Design and Establishment
of an Experimental Home Garden at El Edén
UADY - Facultad de Medicina Veterinaria y Zootécnia
PROTROPICO
Apdo. Postal 28
Col. CordemexMérida Yuc. 97110 México
fax: (99) 44-7293
email: juanjose@diario1.sureste.com
Home gardens, commonly found throughout
Mesoamerica, are agroforestry systems that contain multipurpose trees,
shrubs, annual crops and various domesticated animals.
This agroecosystem
typically surrounds the family house, is mostly self-subsistent, and
can adapt to a variety of climatic conditions from
the dry lowlands to temperate highlands.
Since prehispanic times, the solar, the
local name for home garden in the Yucatan Peninsula, has played an important
role in terms of being the "experimental" fields for the campesinos;
this here is where domestication and diversification
takes place, management practices develop, and genetic resources are
maintained.
An important aspect of these
solares is their high diversity per unit of area; they are considered
to be one of the most complex agricultural systems. An extensive amount
of research has been made on solares but has tended
to be descriptive with little know-how of the processes and mechanisms
involved in the sustainability of the system.

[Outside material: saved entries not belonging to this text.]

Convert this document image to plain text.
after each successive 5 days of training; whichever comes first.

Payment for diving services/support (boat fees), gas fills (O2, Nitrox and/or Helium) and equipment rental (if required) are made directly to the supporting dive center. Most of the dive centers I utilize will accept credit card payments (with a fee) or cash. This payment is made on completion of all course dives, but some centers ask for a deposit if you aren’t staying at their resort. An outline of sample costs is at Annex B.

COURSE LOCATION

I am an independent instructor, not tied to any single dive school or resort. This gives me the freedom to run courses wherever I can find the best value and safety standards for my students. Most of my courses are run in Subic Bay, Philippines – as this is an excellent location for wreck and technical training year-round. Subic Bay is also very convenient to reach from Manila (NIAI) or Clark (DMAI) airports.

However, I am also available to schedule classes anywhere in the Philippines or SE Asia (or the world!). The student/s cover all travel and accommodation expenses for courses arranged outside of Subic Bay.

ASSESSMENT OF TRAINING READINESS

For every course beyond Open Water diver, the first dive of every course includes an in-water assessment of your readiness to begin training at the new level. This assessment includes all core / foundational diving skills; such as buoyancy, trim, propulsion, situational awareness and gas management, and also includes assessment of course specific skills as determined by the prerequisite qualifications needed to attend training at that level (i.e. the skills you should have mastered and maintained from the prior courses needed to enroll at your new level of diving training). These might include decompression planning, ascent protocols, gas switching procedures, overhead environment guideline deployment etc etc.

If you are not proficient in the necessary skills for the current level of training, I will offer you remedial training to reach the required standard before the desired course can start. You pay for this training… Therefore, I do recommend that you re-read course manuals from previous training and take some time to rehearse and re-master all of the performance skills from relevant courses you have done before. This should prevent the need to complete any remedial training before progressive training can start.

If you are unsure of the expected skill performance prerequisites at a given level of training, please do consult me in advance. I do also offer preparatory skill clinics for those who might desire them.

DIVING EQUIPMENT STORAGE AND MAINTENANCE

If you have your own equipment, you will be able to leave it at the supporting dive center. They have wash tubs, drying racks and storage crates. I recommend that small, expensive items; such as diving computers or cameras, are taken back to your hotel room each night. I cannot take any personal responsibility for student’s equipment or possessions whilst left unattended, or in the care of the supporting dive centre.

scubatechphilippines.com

In this light, PROTROPICO with the joint collaboration of campesinos and researchers alike designed
three "experimental home gardens" of which one is located
in the El Edén Ecological Reserve.
The design of the
"experimental home garden" is the product of two workshops
conducted in 1994 with the attendance of campesinos from the community
of Sahcaba and various researchers from different national and international
institutions. These meetings generated discussions and suggestions of
the 'ideal' size of a home garden, animal and plant species to be included,
and what data recovery would be necessary during the establishment and
development of this agroecosystem.
The overall objectives of the project are to (1) identify
the ecological principles and processes responsible of the sustainability of home gardens; (2) conduct research on different
three-shrub-crop-animal combinations in space and time to determine
the possibility of making the system economically viable and; (3) develop
a simulation model of the solares using the data taken in the experimental
home gardens.
This presentation will provide preliminary data obtained
of this home garden experiment
since its initiation in 1996, the selection process used to determine
the area of cultivation and crop and plant species
to be used, and the problems and constraints experienced during the
establishment of the experimental solar.